In fact, what I needed was a double buffer. A double buffer would allow me to set up the next byte while the current byte is being transmitted. I implemented that functionality by adding another SCT state. I set the state of a GPIO pin either high or low depending on which buffer the SCT should be using to generate a signal, and set the next byte in the other in interrupt routines after the previous byte was sent.
I ended up finishing the single strand implementation in a few hours, but wanted to take the system to the extreme. Tessel has three PWM pins connected to its GPIO port, and I wanted to enable all three of them to output animation data in parallel, effectively tripling the possible frame rate.

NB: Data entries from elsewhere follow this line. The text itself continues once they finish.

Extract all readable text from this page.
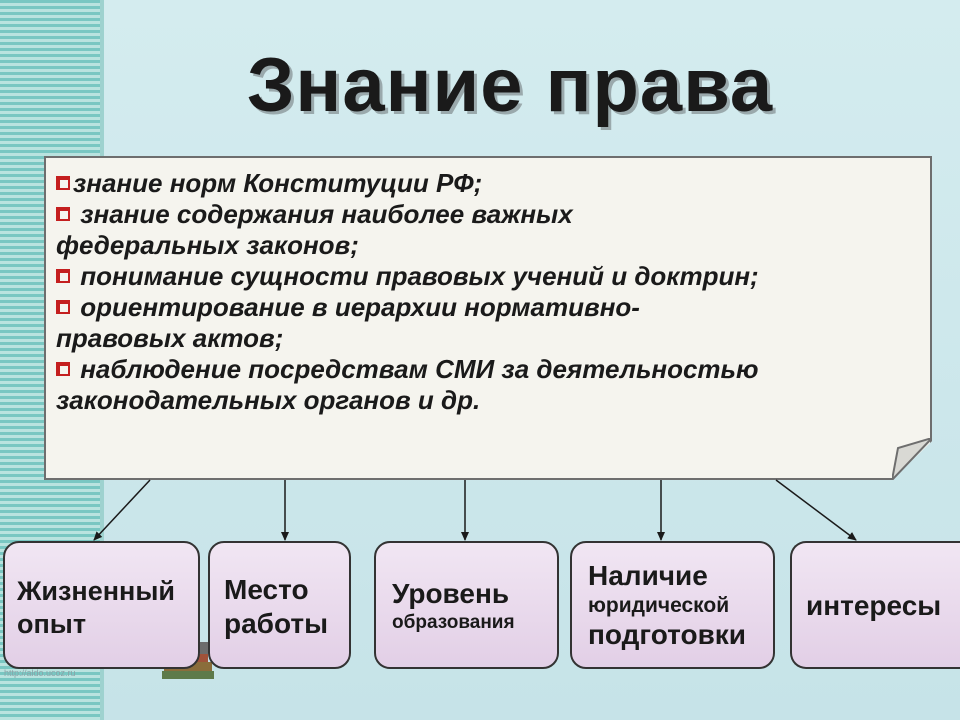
Знание права
знание норм Конституции РФ;
знание содержания наиболее важных
федеральных законов;
понимание сущности правовых учений и доктрин;
ориентирование в иерархии нормативно-
правовых актов;
наблюдение посредствам СМИ за деятельностью
законодательных органов и др.
Жизненный
опыт
Место
работы
Уровень
образования
Наличие
юридической
подготовки
интересы
http://aldo.ucoz.ru
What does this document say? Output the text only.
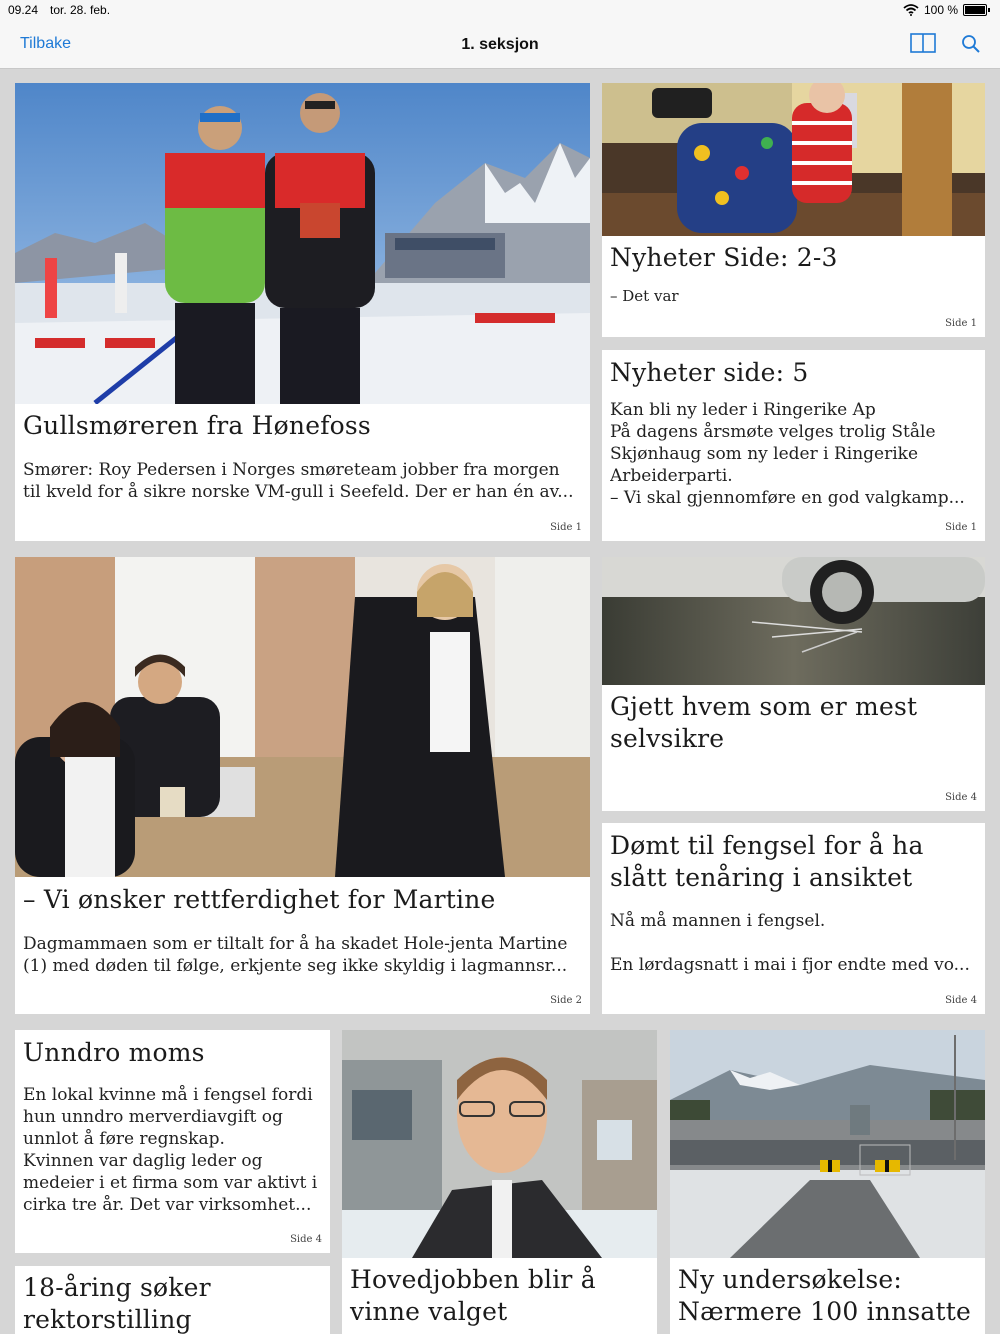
09.24 tor. 28. feb.	100 %
Tilbake	1. seksjon
Gullsmøreren fra Hønefoss

Smører: Roy Pedersen i Norges smøreteam jobber fra morgen til kveld for å sikre norske VM-gull i Seefeld. Der er han én av...

Side 1
Nyheter Side: 2-3

– Det var

Side 1
Nyheter side: 5

Kan bli ny leder i Ringerike Ap
På dagens årsmøte velges trolig Ståle Skjønhaug som ny leder i Ringerike Arbeiderparti.
– Vi skal gjennomføre en god valgkamp...

Side 1
– Vi ønsker rettferdighet for Martine

Dagmammaen som er tiltalt for å ha skadet Hole-jenta Martine (1) med døden til følge, erkjente seg ikke skyldig i lagmannsr...

Side 2
Gjett hvem som er mest selvsikre
Side 4
Dømt til fengsel for å ha slått tenåring i ansiktet

Nå må mannen i fengsel.

En lørdagsnatt i mai i fjor endte med vo...

Side 4
Unndro moms

En lokal kvinne må i fengsel fordi hun unndro merverdiavgift og unnlot å føre regnskap.
Kvinnen var daglig leder og medeier i et firma som var aktivt i cirka tre år. Det var virksomhet...

Side 4
18-åring søker rektorstilling
Hovedjobben blir å vinne valget
Ny undersøkelse: Nærmere 100 innsatte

One frustrating weekend, I attempted to add a four more events for the two other pins (each requires two events for the double buffer). Unfortunately, there just wasn’t enough time in the interrupt routine to service three different buffers at a time.
1.25us/(1/180Mhz) = 225 clock cycles to update three buffers
I found that I could update two pwm channels fairly well, but three channels took too long to update. I think my implementation could have been cleaner if I didn’t use so many structs within structs (thanks OOP).
I ran out of time before I could try implementing the more complicated, but ever so elegant and efficient: DMA transfer. DMA effectively allows for the movement of data over physical pipes without requiring any overhead from the processor. You just tell the microcontroller the destination and source of data transfer and it all happens automagically. I wish DMA was taught in more undergraduate computer architecture classes; it’s a really cool technology.
Using DMA would allow us to use all three PWM channels without the overhead of the interrupt routine that takes all too long to update the next byte because the hardware would handle it automatically.
If you’re interested in contributing, this would be a super fun way to get started! As someone still getting familiar with writing firmware myself, I learned a ton about how timing, double buffers, DMA, and PWM work on a much deeper level and was able to visually see my achievement with an awesome light show.